Le 8 août 1523, au Marché aux pourceaux, à l'angle de la rue de l'Échelle et de la rue Saint-Honoré, dans le 1er arrondissement, un moine augustinien du nom d'Augustin Vallière fut brûlé vif. Avant l'exécution, on lui coupa la langue. C'était la procédure habituelle pour les hérétiques condamnés par le Parlement : priver le condamné de parole pour qu'il ne puisse ni haranguer la foule ni proférer des blasphèmes au moment de mourir.

Vallière avait été touché par les idées de Luther, diffusées en France depuis 1517. Franciscains et augustiniens avaient été parmi les premiers à débattre de la réforme de l'Église, et quelques religieux avaient franchi la ligne de la dissidence. Vallière était de ceux-là.
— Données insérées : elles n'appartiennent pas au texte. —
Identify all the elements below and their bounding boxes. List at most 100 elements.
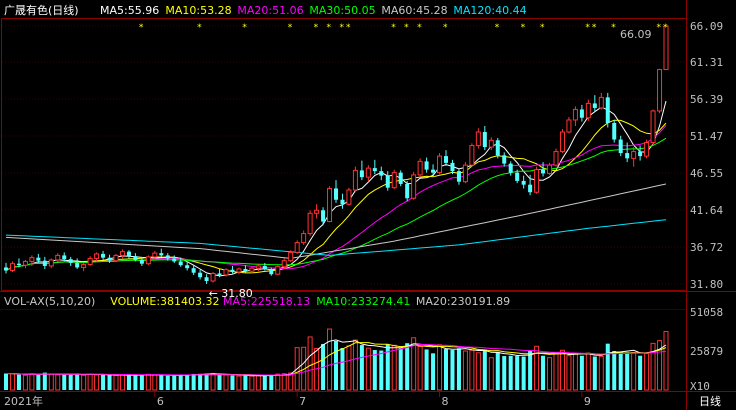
volume-bar [391, 344, 397, 391]
volume-bar [340, 347, 345, 390]
candle-body [566, 119, 572, 133]
volume-bar [204, 373, 209, 390]
volume-bar [16, 374, 21, 390]
volume-bar [87, 373, 93, 391]
candle-body [178, 261, 183, 266]
candle-body [541, 169, 546, 174]
volume-legend-item: MA5:225518.13 [223, 295, 310, 308]
volume-y-tick: 51058 [690, 306, 723, 319]
volume-bar [281, 373, 287, 391]
candle-body [572, 108, 578, 121]
candle-body [94, 253, 100, 259]
star-icon: * [139, 23, 144, 33]
volume-bar [431, 353, 436, 390]
candle-body [346, 189, 352, 205]
candle-body [55, 254, 61, 261]
volume-bar [230, 375, 235, 390]
volume-bar [75, 373, 80, 390]
period-label[interactable]: 日线 [699, 394, 721, 408]
candle-body [210, 272, 216, 282]
candle-body [29, 257, 35, 262]
candle-body [126, 251, 131, 257]
candle-body [559, 131, 565, 153]
x-tick-label: 8 [442, 395, 449, 408]
star-icon: * [657, 23, 662, 33]
y-tick-label: 46.55 [690, 167, 723, 180]
volume-bar [29, 373, 35, 391]
volume-bar [437, 344, 443, 391]
volume-bar [22, 374, 28, 391]
candle-body [359, 170, 364, 178]
candle-body [68, 259, 73, 263]
star-icon: * [404, 23, 409, 33]
volume-bar [269, 374, 274, 390]
candle-body [598, 96, 604, 109]
candle-body [243, 268, 248, 272]
volume-bar [94, 374, 100, 391]
volume-bar [152, 374, 158, 391]
volume-bar [327, 328, 333, 391]
volume-bar [346, 345, 352, 391]
volume-bar [456, 348, 461, 390]
stock-title: 广晟有色(日线) [4, 3, 79, 17]
volume-bar [618, 352, 623, 390]
ma-legend-item: MA60:45.28 [381, 4, 447, 17]
volume-bar [605, 343, 610, 390]
volume-bar [165, 375, 170, 390]
volume-bar [541, 355, 546, 390]
volume-bar [625, 352, 630, 390]
volume-bar [547, 357, 553, 391]
volume-bar [462, 350, 468, 391]
candle-body [9, 263, 15, 271]
candle-body [450, 162, 455, 172]
candle-body [152, 252, 158, 258]
volume-bar [559, 349, 565, 391]
candle-body [22, 260, 28, 266]
ma-legend-item: MA10:53.28 [165, 4, 231, 17]
candle-body [605, 97, 610, 123]
volume-bar [249, 375, 255, 391]
star-icon: * [611, 23, 616, 33]
candle-body [528, 184, 533, 193]
volume-legend: VOL-AX(5,10,20) VOLUME:381403.32 MA5:22551… [4, 295, 510, 308]
volume-bar [592, 356, 597, 390]
star-icon: * [288, 23, 293, 33]
candle-body [508, 163, 513, 173]
candle-body [333, 188, 339, 200]
star-icon: * [585, 23, 590, 33]
volume-bar [502, 356, 507, 390]
volume-bars [3, 328, 669, 391]
candle-body [398, 172, 403, 184]
volume-y-tick: 25879 [690, 345, 723, 358]
candle-body [294, 242, 300, 253]
candle-body [592, 103, 597, 108]
volume-legend-item: MA20:230191.89 [416, 295, 510, 308]
candle-body [172, 258, 177, 262]
candle-body [547, 164, 553, 174]
volume-bar [178, 374, 183, 390]
y-tick-label: 56.39 [690, 93, 723, 106]
candle-body [42, 260, 47, 266]
volume-legend-item: MA10:233274.41 [316, 295, 410, 308]
volume-bar [379, 350, 384, 390]
volume-bar [145, 373, 151, 391]
candle-body [275, 266, 281, 275]
candle-body [405, 183, 410, 199]
volume-bar [612, 351, 617, 390]
candle-body [217, 273, 222, 275]
star-markers: * * * * * * * * * * * * * * * * * * * * [139, 23, 668, 33]
y-tick-label: 66.09 [690, 20, 723, 33]
candle-body [255, 265, 261, 269]
candle-body [288, 251, 294, 262]
candle-body [107, 257, 112, 261]
candle-body [262, 265, 267, 269]
candle-body [48, 259, 54, 267]
candle-body [456, 171, 461, 182]
star-icon: * [327, 23, 332, 33]
candle-body [391, 172, 397, 189]
candle-body [437, 155, 443, 174]
volume-bar [275, 373, 281, 391]
volume-bar [553, 353, 559, 391]
candle-body [87, 257, 93, 265]
star-icon: * [417, 23, 422, 33]
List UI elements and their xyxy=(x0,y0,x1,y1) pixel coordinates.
Il est traditionnellement considéré comme le premier martyr de la Réforme en France : d'autres suspects avaient été poursuivis avant lui, mais lui fut le premier à périr sur le bûcher pour ses convictions protestantes.

Le règne de François Ier présentait alors une ambiguïté qui ne durerait pas : le roi était curieux des nouvelles idées, protégeait des humanistes, tolérait un certain évangélisme de cour. Mais la machine judiciaire du Parlement et de la Sorbonne ne tolérait pas la contestation dogmatique. Vallière fut brûlé trois ans avant que les placards luthériens n'inquiètent véritablement la monarchie.

Luther, apprenant sa mort, lui consacra un texte. Les historiens protestants en firent l'acte fondateur d'une longue série de martyres. La rue de l'Échelle, dont le nom rappelait l'instrument d'exécution, disparut au XIXe siècle lors des travaux haussmanniens.